Patients with rheumatic diseases do not face heightened risk of serious illness if they contract SARS-CoV-2, even if they are treated with immunosuppressant medications, according to a new abstract presented at the American College of Rheumatology’s annual meeting.
The results are good news for patients, since they suggest patients can continue with their regular therapies without running an increased risk of adverse outcomes.
When the coronavirus disease 2019 (COVID-19) pandemic took hold around the world earlier this year, comorbidities emerged as one of the most troubling risk factors for patients who contracted the disease. However, given the novelty of the virus, little data was immediately available regarding which comorbidities, and with therapies, might put patients at particularly high risk of severe disease or death if they contracted the virus.
In the rheumatology community, one major question mark was the potential impact immunosuppressant therapies might have on COVID-19 risk. Some feared such drugs could leave patients more susceptible to the virus, though some anecdotal evidence suggested it might have the opposite effect.
Co-author Akhil Sood, MD, an internal medicine resident at University of Texas Medical Branch, in Galveston, and colleagues decided to analyze data that has emerged since the outbreak of the pandemic in order to get a better understanding of the real-world situation for patients with rheumatic diseases.
The team searched academic databases for studies between January 1 and June 1 that included patients with rheumatic diseases, finding 8 studies that included a combined total of 6,095 patients. The authors then pulled demographic data as well as therapeutic information for the patients.

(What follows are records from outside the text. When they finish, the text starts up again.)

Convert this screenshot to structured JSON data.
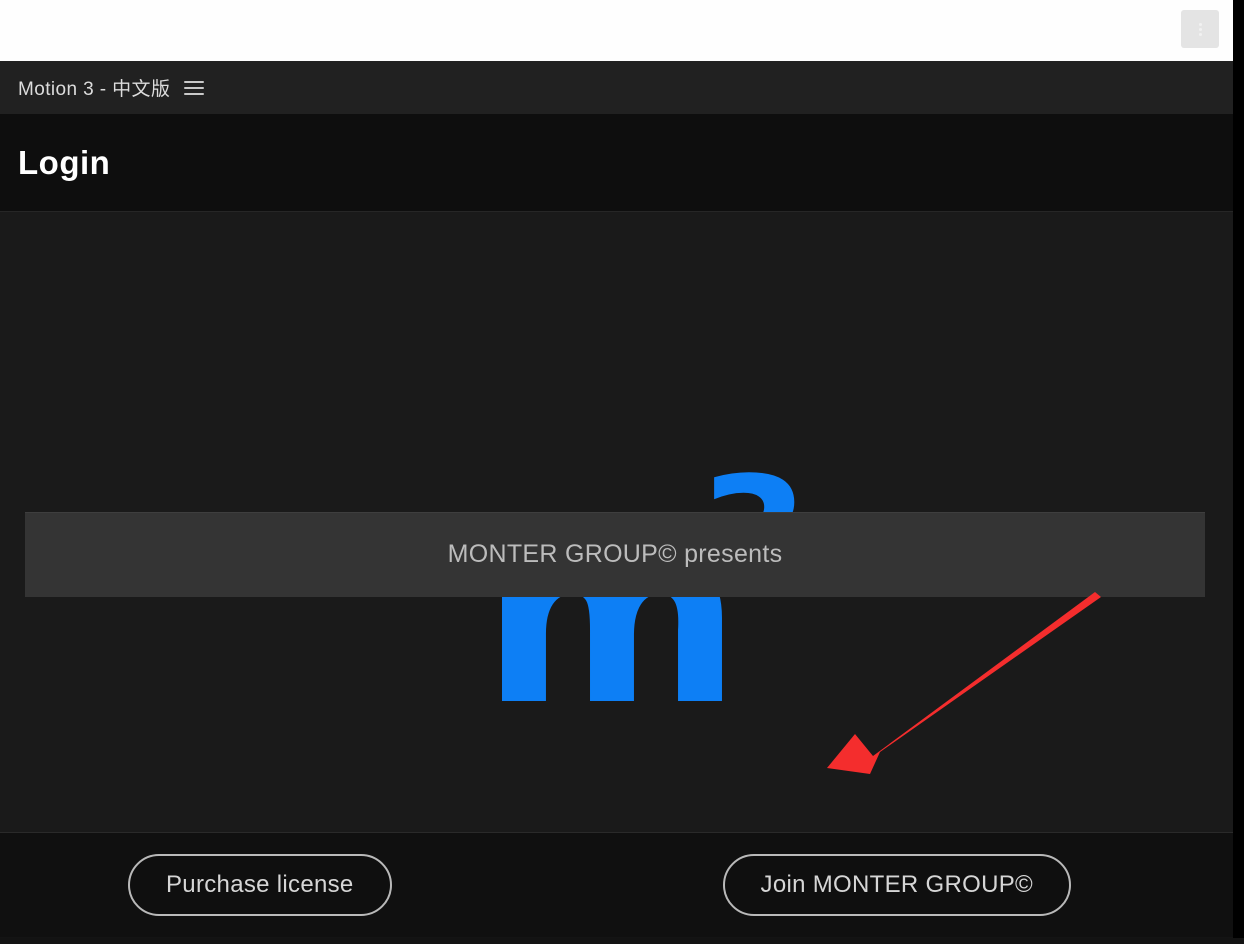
{
  "host_chrome": {
    "menu_button_icon": "vertical-dots-icon"
  },
  "window": {
    "title": "Motion 3 - 中文版",
    "menu_icon": "hamburger-menu-icon"
  },
  "page": {
    "title": "Login"
  },
  "logo": {
    "base": "m",
    "superscript": "3",
    "color": "#0d7ff5"
  },
  "banner": {
    "text": "MONTER GROUP© presents",
    "background": "#343434",
    "text_color": "#bcbcbc"
  },
  "annotation": {
    "type": "arrow",
    "color": "#f42d2d",
    "points_to": "presenter-banner"
  },
  "footer": {
    "purchase_label": "Purchase license",
    "join_label": "Join MONTER GROUP©"
  },
  "colors": {
    "titlebar": "#212121",
    "header": "#0e0e0e",
    "content": "#1a1a1a",
    "footer": "#101010",
    "accent_blue": "#0d7ff5",
    "annotation_red": "#f42d2d"
  }
}
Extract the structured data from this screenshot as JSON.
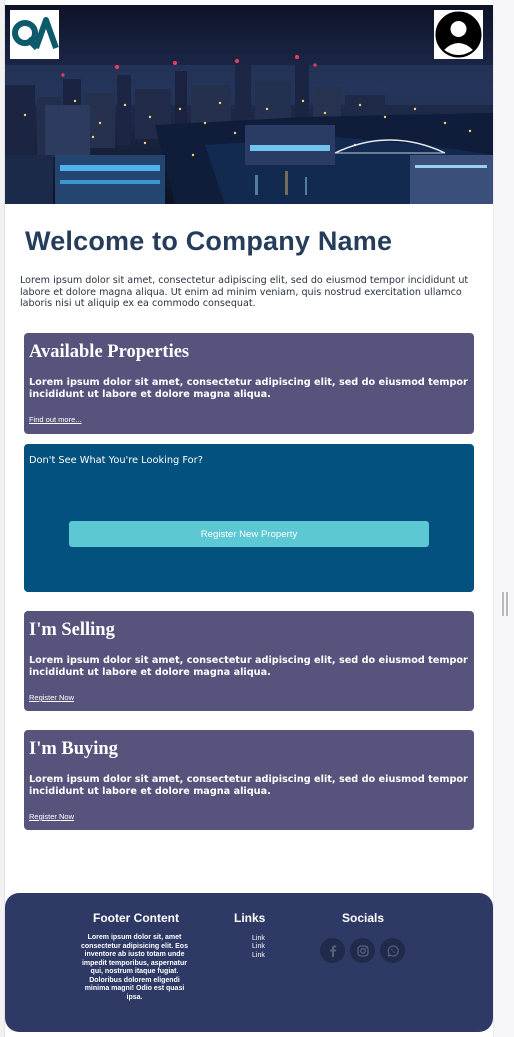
{
  "header": {
    "logo_text": "QA",
    "logo_color": "#0d5a6a",
    "avatar_icon": "user-circle-icon"
  },
  "welcome": {
    "title": "Welcome to Company Name",
    "intro": "Lorem ipsum dolor sit amet, consectetur adipiscing elit, sed do eiusmod tempor incididunt ut labore et dolore magna aliqua. Ut enim ad minim veniam, quis nostrud exercitation ullamco laboris nisi ut aliquip ex ea commodo consequat."
  },
  "cards": {
    "available": {
      "title": "Available Properties",
      "text": "Lorem ipsum dolor sit amet, consectetur adipiscing elit, sed do eiusmod tempor incididunt ut labore et dolore magna aliqua.",
      "link": "Find out more..."
    },
    "register": {
      "heading": "Don't See What You're Looking For?",
      "button": "Register New Property"
    },
    "selling": {
      "title": "I'm Selling",
      "text": "Lorem ipsum dolor sit amet, consectetur adipiscing elit, sed do eiusmod tempor incididunt ut labore et dolore magna aliqua.",
      "link": "Register Now"
    },
    "buying": {
      "title": "I'm Buying",
      "text": "Lorem ipsum dolor sit amet, consectetur adipiscing elit, sed do eiusmod tempor incididunt ut labore et dolore magna aliqua.",
      "link": "Register Now"
    }
  },
  "footer": {
    "content_heading": "Footer Content",
    "content_text": "Lorem ipsum dolor sit, amet consectetur adipisicing elit. Eos inventore ab iusto totam unde impedit temporibus, aspernatur qui, nostrum itaque fugiat. Doloribus dolorem eligendi minima magni! Odio est quasi ipsa.",
    "links_heading": "Links",
    "links": [
      "Link",
      "Link",
      "Link"
    ],
    "socials_heading": "Socials",
    "socials": [
      "facebook-icon",
      "instagram-icon",
      "whatsapp-icon"
    ]
  },
  "colors": {
    "title": "#253d5b",
    "card": "#56537c",
    "cta_card": "#03517e",
    "cta_button": "#5cc8d3",
    "footer": "#2e3a65"
  }
}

Of the more than 6000 patients, just 123 (2%) patients were identified who either had tested positive for SARS-CoV-2 or had symptoms strongly suggesting infection. Among those patients, more than one-quarter (28%) had rheumatoid arthritis, and 7% had psoriatic arthritis.
The majority of the patients (68%) were on biologics, the most common of which were anti-tumor necrosis factor medications (31%). A total of 6% of patients were on Janus kinase inhibitors.
Most patients in the studies who contracted COVID-19 (73%) did not require hospitalization. Of the 32 of patients who did require hospitalization, 13 required ICU admission, and 4 patients died.
Sood said additional research with larger cohorts would be needed to confirm their findings, but he said the news suggests rheumatologists and their patients need not worry about continuing their standard medications.
“Based on our findings, patients with rheumatic diseases on biologic and targeted therapies are not at increased risk of COVID-19 infection,” he told Contagion. “We would recommend these patients to continue their immune therapies.”
A similar study, focused on pediatric patients, also found no excess risk for patients with rheumatic diseases.
Sood noted that other research has been done into whether immunosuppressive cancer therapies might also raise COVID-19 risk, but he said it was important to study rheumatic diseases specifically, since immunosuppressive cancer drugs and rheumatologic medications work differently.
“In patients with cancer, there is overall weakening of the immune system both from the disease as well as the chemotherapy,” he said. “Such immunosuppression can place them at increased risk for infection. In rheumatic disease, there is dysregulation of the immune system. Therapies act as immune modulators. It is difficult to apply the conclusions from our study on rheumatic disease patients to cancer patients.”